Open at five, at the hooter’s scream, for it’s

Business as usual, so the

Conquered decree in the conquered city—we seemingly

Find the directive amiable. The effective and living machinery

Disintegrates outwards into the shamed, damp shadows,

Baleful its burdened slouch, aware that all anguish

That I could bring is dull to the touch beside

The merciless birch of days, terribly wielded

By the black-hatted men with the technics and power

To shatter the delicate instruments of struggle.

 

Here in this wilderness of iron and asphalt,

Of compulsory effort and death between cog and blade,

Here I find, beneath the eruption of flaccidity and pain

Sadness because of men’s divine desire,

Desire for life, desire in such a surge

As lover or prophet or banker never knew,

Nor was ever dreamed of in their philosophies.

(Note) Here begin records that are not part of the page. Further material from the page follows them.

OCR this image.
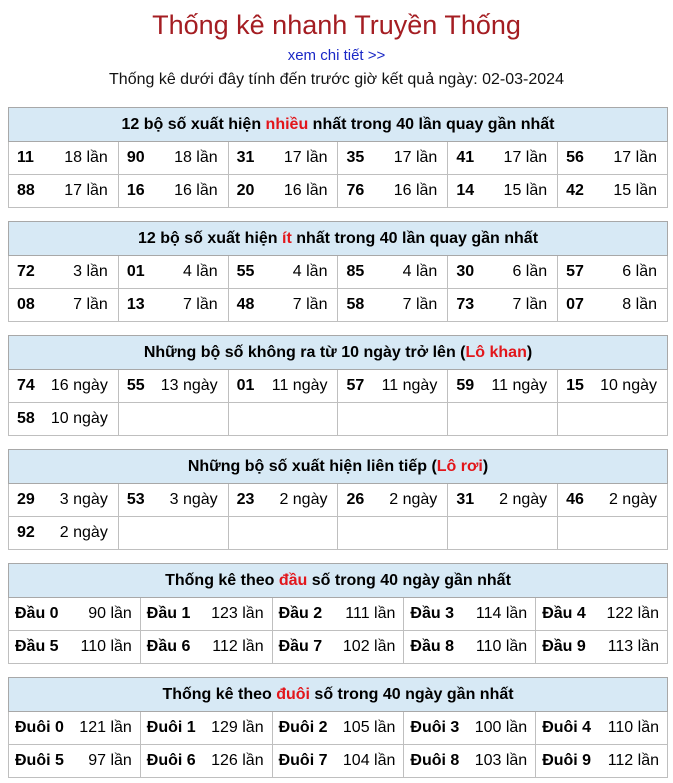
Thống kê nhanh Truyền Thống
xem chi tiết >>
Thống kê dưới đây tính đến trước giờ kết quả ngày: 02-03-2024
12 bộ số xuất hiện nhiều nhất trong 40 lần quay gần nhất					

11 18 lần	90 18 lần	31 17 lần	35 17 lần	41 17 lần	56 17 lần

88 17 lần	16 16 lần	20 16 lần	76 16 lần	14 15 lần	42 15 lần
12 bộ số xuất hiện ít nhất trong 40 lần quay gần nhất					

72 3 lần	01 4 lần	55 4 lần	85 4 lần	30 6 lần	57 6 lần

08 7 lần	13 7 lần	48 7 lần	58 7 lần	73 7 lần	07 8 lần
Những bộ số không ra từ 10 ngày trở lên (Lô khan)					

74 16 ngày	55 13 ngày	01 11 ngày	57 11 ngày	59 11 ngày	15 10 ngày

58 10 ngày					

Những bộ số xuất hiện liên tiếp (Lô rơi)					

29 3 ngày	53 3 ngày	23 2 ngày	26 2 ngày	31 2 ngày	46 2 ngày

92 2 ngày					

Thống kê theo đầu số trong 40 ngày gần nhất				

Đầu 0 90 lần	Đầu 1 123 lần	Đầu 2 111 lần	Đầu 3 114 lần	Đầu 4 122 lần

Đầu 5 110 lần	Đầu 6 112 lần	Đầu 7 102 lần	Đầu 8 110 lần	Đầu 9 113 lần
Thống kê theo đuôi số trong 40 ngày gần nhất				

Đuôi 0 121 lần	Đuôi 1 129 lần	Đuôi 2 105 lần	Đuôi 3 100 lần	Đuôi 4 110 lần

Đuôi 5 97 lần	Đuôi 6 126 lần	Đuôi 7 104 lần	Đuôi 8 103 lần	Đuôi 9 112 lần
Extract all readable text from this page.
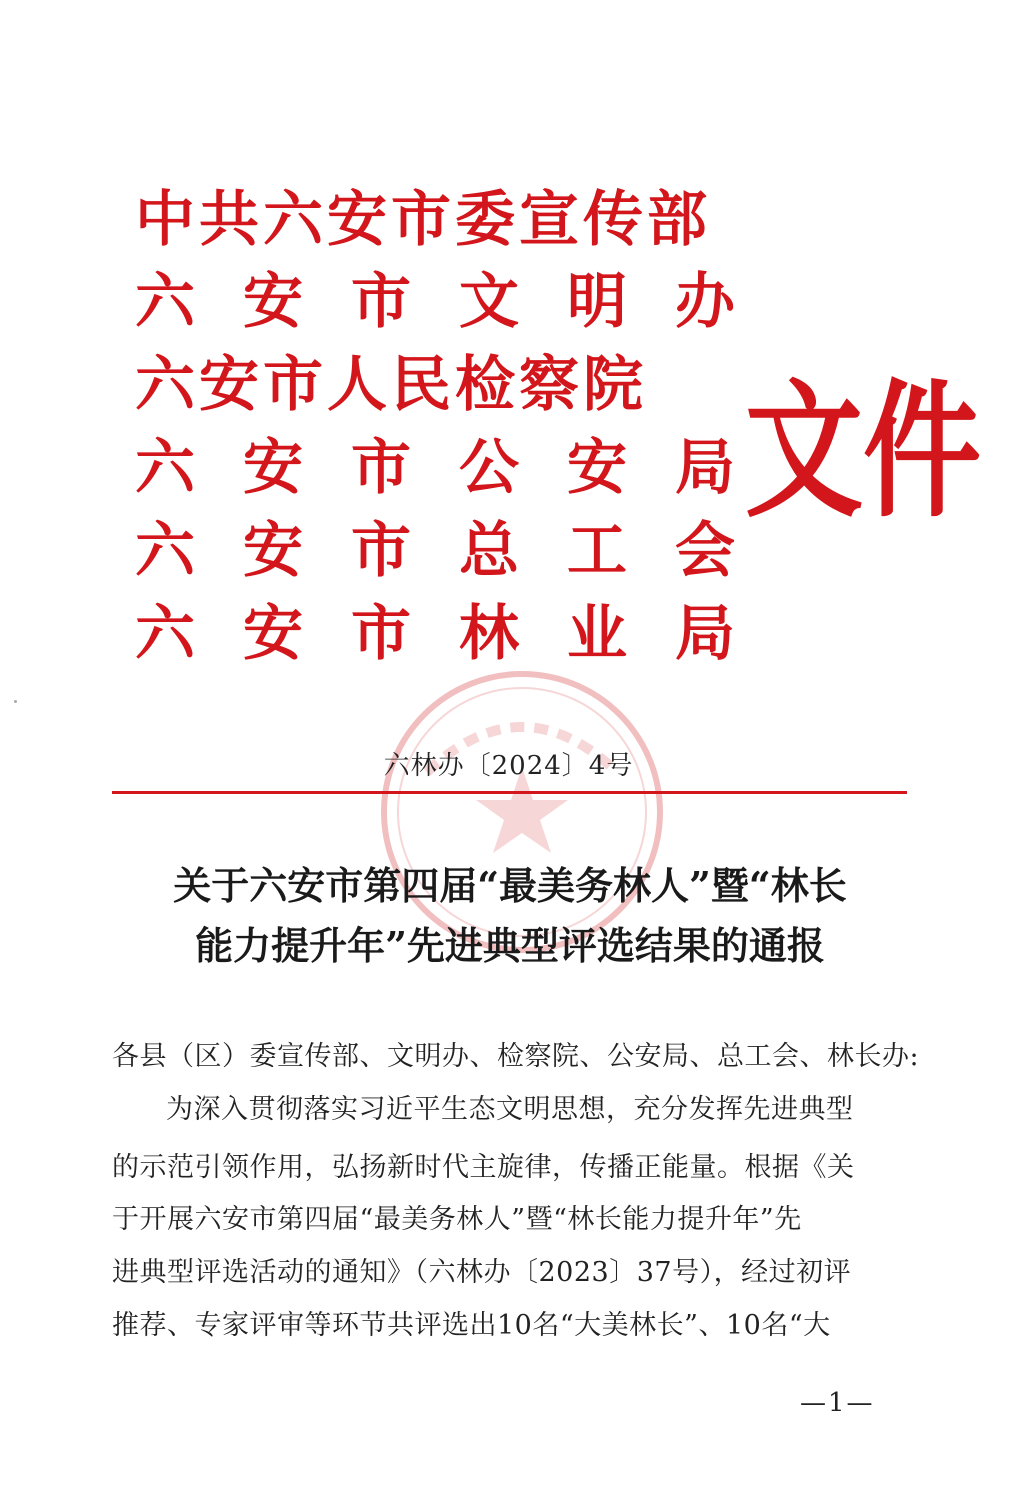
中共六安市委宣传部
六 安 市 文 明 办
六安市人民检察院
六 安 市 公 安 局
六 安 市 总 工 会
六 安 市 林 业 局
文件
六林办〔2024〕4号
关于六安市第四届“最美务林人”暨“林长
能力提升年”先进典型评选结果的通报
各县（区）委宣传部、文明办、检察院、公安局、总工会、林长办:
为深入贯彻落实习近平生态文明思想，充分发挥先进典型
的示范引领作用，弘扬新时代主旋律，传播正能量。根据《关
于开展六安市第四届“最美务林人”暨“林长能力提升年”先
进典型评选活动的通知》（六林办〔2023〕37号），经过初评
推荐、专家评审等环节共评选出10名“大美林长”、10名“大
—1—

Desire thrills in these children’s fevered laughter,

In the blacking of steps, in the planting of window boxes;

Desire is their bone, making their despair

Never complete, accepting all retrenchment

So flesh stay whole and desire burn in flesh,

Or yielding flesh so desire burn more savage

In other hearts. Here is the greatest sadness, here

Where life must scramble on the degraded stoneworks, life

Stifled by smoke and drouth of sun. And here I must patrol,

A soldier, sinister protagonist of death.

Here is the greatest joy.

Here are desire and life; here are hot fires

In feeblest gesture of hand and eye and brain. Promise as nowhere.

This I know, being war’s traveller,

Having read many chapters of time and place,

This I know—these zones will be reclaimed

By men of such desire. They will alter

All landscape and remould my vision too.

Will liquidate the errors of my kind,

Will someday give me better tasks to do.

Here I am happiest in this climate of shame and desire where the city

Is ragged but sternly living, where beneath the scarred

Loose and discoloured skin, the fist is hard.

 

vi

 

You may think me an imaginative young man.

But I assure you this is so. For when I have laughed and lunged

Into other cities, it has been the same. The reactions

Have lacked variety. I assure you this is so.

 

You can see it doesn’t pay to wonder or to drift too much

On the stream of an idea. It is not to be considered

That we the Victors should mope and meditate and feel

By strange ways conquered. But somewhere,

Somewhere perhaps after you are given

The freedom of a city, or after you have felt

The brimming exultation of a winning battle,

Beyond and after all this I say—there is a pain

In the tired eyes of the women, in there mechanical warmth, or in

The hopeless gestures of our active enemies.

 

When I lie in bed, either at home

Or in barracks, I feel a thought like a tempered blade

Pierce the lapping darkness, shave through

The sullen textures of my mind, I wonder,

Struggling for the right word: ‘There is always

A defeat, always. But under such auspices is there

Ever a Victory?’ But it is no good,

Indeed it is worthless—thinking on these things.

Merely let us keep our eyes appropriately upwards—

That looks brave—or gaze

At the air embossed with comrades’ songs, or at

Each other’s lips, sharp with the glint of liquor, or observe

The thin mists rising quickly between our fingers.